Pauwel 'Paul' De Vos - Dogs Fighting, 1620

Pauwel ‘Paul’ De Vos – Dogs Fighting, 1620

Are we, in this area, any different than our dogs?  In reward based training circles we talk often about how to increase harmony between our dogs and marvel often at their efforts to avoid conflict.    We talk about how important it is to encourage generosity and kindness in this other species we are so devoted to, and yet behave too often like scrapping canines in full display of territorial aggression.  “My opinion is the best!” we proclaim (and very rarely back it up any further than with pop literature or references to our heroes who may or may not be themselves well informed)  – “My experience trumps yours and yours and yours…” .  “My dogs can do such and such and were never so much as looked at sideways.” says one party.  “Well, my dogs needed something different so I gave it to them.” says another.  ” If you had only more experience or more skill or more Wheaties for breakfast, you could be like me.” trumpets the first contributor.  ” You’re both wrong – not to mention, a couple of morons!” a third party exclaims.  And….. we’re off….
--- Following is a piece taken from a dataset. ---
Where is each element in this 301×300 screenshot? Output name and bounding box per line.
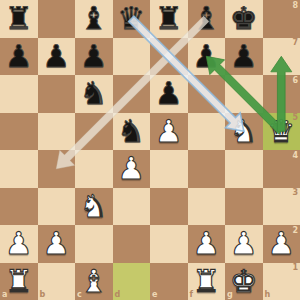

Unfortunately this race has a lot of casualties it can’t afford, not the least of whom are the bystanders silently listening.  We often forget that social media isn’t confined to our living rooms, despite the fact that we are sitting in ours wearing our chocolate stained pyjamas.  We aren’t on the phone with our mothers and we’re not in a closed room with the other people commenting on our posts.  We are, in fact, in front of a large, mostly silent audience, writing permanent phrases that are easily copied, shared and forever etched on the minds of people we don’t even know.  It’s been a while now, but I still remember reading an emphatic response to one of my early and tentative questions – a response that cut me down to size through the use of some pretty harsh language and which ended in a statement about my capabilities as a trainer… all based on very little information.  Thinking about it now gives me a very visceral response – it had that much impact on me.  I have to wonder how it affected other people who were reading that thread and considering whether or not to post their stories.


The truth is, we are passionate people who will never agree on many of the details of dog stuff – and neither should we.  This past year at the SPARCS 2013 conference held in Seattle, Washington, Adam Miklosi gave one of the most compelling and important talks I had heard in a very long time, all about how diversity in scientific circles is so very critical to the health of science as a whole.  He argued that those who believe in what couldn’t be explained are just as vital as those who require unimpeachable proof.  Together, they keep each other striving for better understanding and inspire the evolution of thought and method, which in turn strengthens their institution.   I believe strongly that we can borrow of this wisdom to better our canine communities.   While there are some absolutes on which we should all agree (and likely do already), we do not need to have everyone agree with us about every detail in order to live and interact in harmony, or at least without plotting to blow one another up.   I truly believe that diversity makes the world a beautiful place, a wondrous place;  a place where we can continue to learn and grow – and yes, defend our viewpoints with passion but never lose respect for the worth in the views of our neighbor.

I challenge you to not allow your passion and “right fighting” to keep us from working together for the welfare of our canine friends.  When the public is being innundated as they are with the confusing methods and dominance theory spouted by the likes of Cesar Millan and Nat Geo, it is far beyond time we look for the good in each other and help each other to grow, learn and become productive proponents of this kinder method of training.  The dogs are the ones who will benefit.

No small victory on social media is worth jeopardizing that.